I’m having my tubes tied. Well, if you want to get technical, my OB is removing my one remaining tube altogether, but the result will be the same. In a few months, I’ll have my last baby and the same day, we will close the family-building chapter of our lives permanently.
It’s the best thing for our family. We are both totally sure we don’t want to have more children after this one. We originally planned on a vasectomy for my husband, but I’m having a C-section anyway. It makes way more sense for me to just have my tubes tied at the same time than it does for him to subject himself to a separate procedure. (And he will be the first one to admit that I handle pain way better than he does. My massive abdominal surgery will probably interrupt our daily lives less than his teeny, tiny snip would.)
By all logical accounts, this is the right choice. We have our last baby, I have my tubes tied, and we never worry about getting pregnant again. As my oldest son would say, easy peasy lemon squeezy.
This is our best option for permanent birth control, and we are both totally sure about it.
But the day I made this plan with my OB, I left the appointment and sobbed in my car for a few minutes. Something about the finality of it is hitting me like a ton of bricks.
There’s something about endings that makes me wistful, even when I am anxiously awaiting the new beginning to follow. This is kind of how it always goes for me.
I had similar feelings about high school graduation, my wedding, and even the birth of my first child. Anything that brings an ending and big change takes me a while to process. I didn’t really see it coming with the decision to have my tubes tied, but here I am.
It’s not that I don’t want to do it. I do. I’ll be 35 this fall, and I am ready to do this baby thing one more time and then retire my diaper-changing hands until I have grandchildren. I love having older kids as much as I love having babies, and I’m excited to watch who they all become. I am also relieved that I don’t have to experience pregnancy ever again. I’m glad I got to experience it. I wanted it more than anything, but it’s not the most comfortable time for me.
I’m all set with three.
It’s just that having my tubes tied comes with lots of nevers and no mores. Even though I am certain that this is what I want, I’m wading through a lot of feelings about it.

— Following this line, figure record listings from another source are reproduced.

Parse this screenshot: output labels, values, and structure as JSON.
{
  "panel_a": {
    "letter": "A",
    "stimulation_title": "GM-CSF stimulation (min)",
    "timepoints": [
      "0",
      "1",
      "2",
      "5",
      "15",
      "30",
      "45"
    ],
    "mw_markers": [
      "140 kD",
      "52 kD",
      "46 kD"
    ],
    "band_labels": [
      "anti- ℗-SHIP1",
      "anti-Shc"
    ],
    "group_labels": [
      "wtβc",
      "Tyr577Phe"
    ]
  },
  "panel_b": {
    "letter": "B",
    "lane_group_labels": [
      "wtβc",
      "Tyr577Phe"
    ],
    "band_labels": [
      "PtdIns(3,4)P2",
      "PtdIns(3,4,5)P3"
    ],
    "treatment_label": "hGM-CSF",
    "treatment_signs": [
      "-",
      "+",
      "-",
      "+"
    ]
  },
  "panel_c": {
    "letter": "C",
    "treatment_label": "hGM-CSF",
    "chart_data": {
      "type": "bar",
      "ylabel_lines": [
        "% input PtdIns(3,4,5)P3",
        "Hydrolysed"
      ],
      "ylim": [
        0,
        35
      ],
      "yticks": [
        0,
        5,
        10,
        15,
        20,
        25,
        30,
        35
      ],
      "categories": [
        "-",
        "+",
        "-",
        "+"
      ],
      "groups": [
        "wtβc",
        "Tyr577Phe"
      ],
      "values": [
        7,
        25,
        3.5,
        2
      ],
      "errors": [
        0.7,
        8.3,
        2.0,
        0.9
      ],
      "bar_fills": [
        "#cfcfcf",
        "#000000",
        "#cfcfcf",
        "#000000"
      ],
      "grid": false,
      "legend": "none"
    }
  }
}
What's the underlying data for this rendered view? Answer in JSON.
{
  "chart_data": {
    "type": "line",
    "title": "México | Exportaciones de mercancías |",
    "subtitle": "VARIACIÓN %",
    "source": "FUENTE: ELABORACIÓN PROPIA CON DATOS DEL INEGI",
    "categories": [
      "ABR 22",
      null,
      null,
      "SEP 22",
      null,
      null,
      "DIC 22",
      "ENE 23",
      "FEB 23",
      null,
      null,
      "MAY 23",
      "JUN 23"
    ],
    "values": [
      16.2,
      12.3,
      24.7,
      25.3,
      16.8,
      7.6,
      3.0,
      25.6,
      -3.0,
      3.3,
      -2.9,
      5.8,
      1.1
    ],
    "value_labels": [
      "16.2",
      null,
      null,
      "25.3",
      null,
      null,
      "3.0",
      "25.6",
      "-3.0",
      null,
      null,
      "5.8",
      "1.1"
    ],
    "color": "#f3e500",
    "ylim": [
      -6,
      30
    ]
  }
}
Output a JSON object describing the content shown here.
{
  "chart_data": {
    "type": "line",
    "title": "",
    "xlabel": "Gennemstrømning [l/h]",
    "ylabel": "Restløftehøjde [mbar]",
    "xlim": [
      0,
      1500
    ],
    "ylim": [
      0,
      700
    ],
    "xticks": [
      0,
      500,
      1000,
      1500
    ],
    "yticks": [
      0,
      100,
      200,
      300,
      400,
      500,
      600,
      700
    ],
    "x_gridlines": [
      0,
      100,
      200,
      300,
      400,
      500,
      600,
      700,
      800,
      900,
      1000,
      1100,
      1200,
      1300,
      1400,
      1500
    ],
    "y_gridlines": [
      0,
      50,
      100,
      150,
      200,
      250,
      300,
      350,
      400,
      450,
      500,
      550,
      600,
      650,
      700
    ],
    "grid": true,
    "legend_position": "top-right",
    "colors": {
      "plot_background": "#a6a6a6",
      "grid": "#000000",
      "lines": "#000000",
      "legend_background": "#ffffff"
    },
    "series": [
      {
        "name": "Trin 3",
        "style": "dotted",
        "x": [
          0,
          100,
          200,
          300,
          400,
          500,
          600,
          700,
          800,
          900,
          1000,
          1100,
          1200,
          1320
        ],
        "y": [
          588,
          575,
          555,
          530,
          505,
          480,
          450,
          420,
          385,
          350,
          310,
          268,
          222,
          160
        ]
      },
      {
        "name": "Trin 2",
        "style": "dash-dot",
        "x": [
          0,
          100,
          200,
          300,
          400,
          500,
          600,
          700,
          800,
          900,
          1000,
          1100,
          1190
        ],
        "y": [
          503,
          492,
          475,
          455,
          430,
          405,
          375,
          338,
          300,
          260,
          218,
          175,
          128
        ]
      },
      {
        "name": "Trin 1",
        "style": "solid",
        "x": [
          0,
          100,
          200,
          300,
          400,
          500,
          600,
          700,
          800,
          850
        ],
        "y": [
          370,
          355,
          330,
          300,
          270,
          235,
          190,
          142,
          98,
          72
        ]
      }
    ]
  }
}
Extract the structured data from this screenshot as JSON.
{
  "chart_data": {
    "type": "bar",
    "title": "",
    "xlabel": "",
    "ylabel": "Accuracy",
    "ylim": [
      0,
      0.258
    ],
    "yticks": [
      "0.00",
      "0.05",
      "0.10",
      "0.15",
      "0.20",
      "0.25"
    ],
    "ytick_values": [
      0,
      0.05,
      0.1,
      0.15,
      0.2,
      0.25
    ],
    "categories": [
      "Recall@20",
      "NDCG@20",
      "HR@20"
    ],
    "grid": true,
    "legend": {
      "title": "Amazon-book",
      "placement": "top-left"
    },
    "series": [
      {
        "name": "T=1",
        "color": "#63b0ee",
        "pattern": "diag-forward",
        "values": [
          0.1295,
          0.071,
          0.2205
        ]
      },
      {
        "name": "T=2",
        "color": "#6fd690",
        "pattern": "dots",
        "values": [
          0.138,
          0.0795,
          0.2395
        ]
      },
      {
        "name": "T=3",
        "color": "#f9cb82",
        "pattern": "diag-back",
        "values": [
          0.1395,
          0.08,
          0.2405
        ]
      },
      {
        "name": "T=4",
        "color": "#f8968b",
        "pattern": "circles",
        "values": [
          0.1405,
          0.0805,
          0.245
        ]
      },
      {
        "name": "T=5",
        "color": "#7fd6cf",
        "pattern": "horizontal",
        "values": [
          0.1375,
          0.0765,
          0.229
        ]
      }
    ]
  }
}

I’ve been married for 13 years, and we have been in this family-building season for all of them. We have never not been trying or at least open to the idea of another baby.
Getting pregnant was not easy for us. We started trying on our honeymoon, but we didn’t have our first son until just after our sixth wedding anniversary. Who would have thought after a successful pregnancy it would take seven more years to have two more children?

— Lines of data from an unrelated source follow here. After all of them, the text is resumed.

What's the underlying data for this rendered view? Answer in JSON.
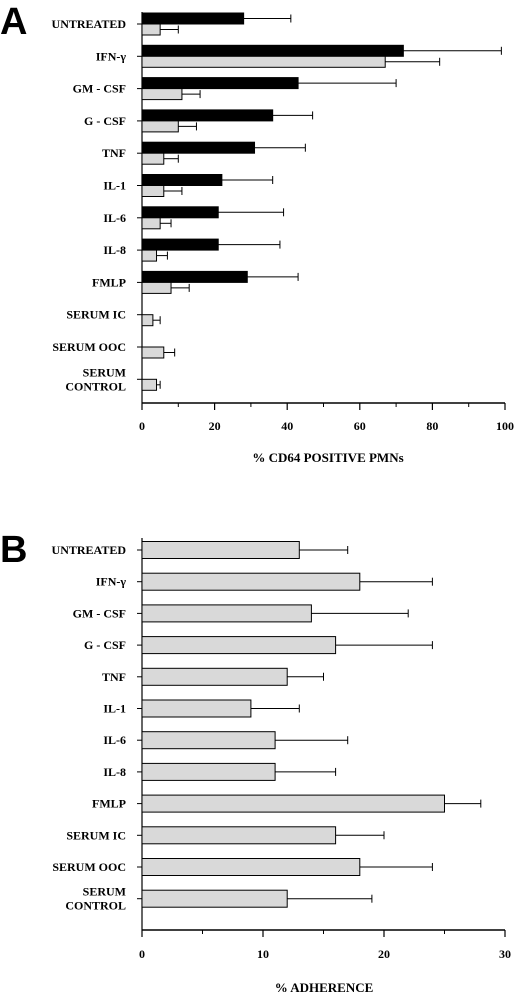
{
  "chart_data": [
    {
      "type": "bar",
      "orientation": "horizontal",
      "panel": "A",
      "categories": [
        "UNTREATED",
        "IFN-γ",
        "GM - CSF",
        "G - CSF",
        "TNF",
        "IL-1",
        "IL-6",
        "IL-8",
        "FMLP",
        "SERUM IC",
        "SERUM OOC",
        "SERUM CONTROL"
      ],
      "category_lines": [
        [
          "UNTREATED"
        ],
        [
          "IFN-γ"
        ],
        [
          "GM - CSF"
        ],
        [
          "G - CSF"
        ],
        [
          "TNF"
        ],
        [
          "IL-1"
        ],
        [
          "IL-6"
        ],
        [
          "IL-8"
        ],
        [
          "FMLP"
        ],
        [
          "SERUM IC"
        ],
        [
          "SERUM OOC"
        ],
        [
          "SERUM",
          "CONTROL"
        ]
      ],
      "series": [
        {
          "color": "#000000",
          "values": [
            28,
            72,
            43,
            36,
            31,
            22,
            21,
            21,
            29,
            null,
            null,
            null
          ],
          "errors": [
            13,
            27,
            27,
            11,
            14,
            14,
            18,
            17,
            14,
            null,
            null,
            null
          ]
        },
        {
          "color": "#d9d9d9",
          "values": [
            5,
            67,
            11,
            10,
            6,
            6,
            5,
            4,
            8,
            3,
            6,
            4
          ],
          "errors": [
            5,
            15,
            5,
            5,
            4,
            5,
            3,
            3,
            5,
            2,
            3,
            1
          ]
        }
      ],
      "xlim": [
        0,
        100
      ],
      "xticks": [
        "0",
        "20",
        "40",
        "60",
        "80",
        "100"
      ],
      "xlabel": "% CD64 POSITIVE PMNs",
      "grid": false
    },
    {
      "type": "bar",
      "orientation": "horizontal",
      "panel": "B",
      "categories": [
        "UNTREATED",
        "IFN-γ",
        "GM - CSF",
        "G - CSF",
        "TNF",
        "IL-1",
        "IL-6",
        "IL-8",
        "FMLP",
        "SERUM IC",
        "SERUM OOC",
        "SERUM CONTROL"
      ],
      "category_lines": [
        [
          "UNTREATED"
        ],
        [
          "IFN-γ"
        ],
        [
          "GM - CSF"
        ],
        [
          "G - CSF"
        ],
        [
          "TNF"
        ],
        [
          "IL-1"
        ],
        [
          "IL-6"
        ],
        [
          "IL-8"
        ],
        [
          "FMLP"
        ],
        [
          "SERUM IC"
        ],
        [
          "SERUM OOC"
        ],
        [
          "SERUM",
          "CONTROL"
        ]
      ],
      "series": [
        {
          "color": "#d9d9d9",
          "values": [
            13,
            18,
            14,
            16,
            12,
            9,
            11,
            11,
            25,
            16,
            18,
            12
          ],
          "errors": [
            4,
            6,
            8,
            8,
            3,
            4,
            6,
            5,
            3,
            4,
            6,
            7
          ]
        }
      ],
      "xlim": [
        0,
        30
      ],
      "xticks": [
        "0",
        "10",
        "20",
        "30"
      ],
      "xlabel": "% ADHERENCE",
      "grid": false
    }
  ]
}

Of course, we didn’t anticipate that we’d spend this much time waiting for the babies we dreamed of, but that’s how it panned out.
I lost a fallopian tube amid a cancer scare. It turned out to be absolutely nothing, but those weeks of uncertainty were terrifying. Between losing that tube and my lifelong struggle with PCOS, we have had to do a lot of planning to get pregnant. We used medication, diets, exercise, prayer, hope, wives’ tales and patience.
I understand how lucky I am that it worked out for us. I don’t take that for granted.
Against all odds, I have been able to conceive five times. We lost two of those pregnancies, but we also welcomed two beautiful sons. Now, we are just waiting for this baby to join us.
It’s strange that the fertility portion of the fight against PCOS is over. It’s a relief, but it’s an adjustment. For my whole adult life, I have celebrated every time I ovulated. Each cycle, I was excited about the prospect of growing our family.
Would this be “our month?” When would I be due? Who would we create? What would our family look like when it’s all done?
I have already handed my husband every joyful positive pregnancy test that I will ever hand him. I’ll never squeeze his hand during another 8-week ultrasound, holding my breath while the sonographer locates that flickering heartbeat. We will never find out the sex of another baby, or say things like, “If we have another boy,” or “If we ever have a daughter.”
No more baby name lists. No more wondering whether our future holds sons or daughters. It’s all determined already. All the children we will ever create exist on this planet already.
That part of our life has come to an end, and I’m so grateful that it’s the most beautiful end I could have imagined. We took the long road, but it worked out exactly how we hoped. Three children. I can hardly believe it.
After years of dreaming about who might come next, we are officially done making babies.
Having my tubes tied will make that a physiological certainty.
I consider myself luckier than anyone deserves to be. I will have my tubes tied and bid farewell to my fertility with a heart full of gratitude. My imperfect body served me perfectly well.
This is the right thing. But that doesn’t mean it’s not emotional.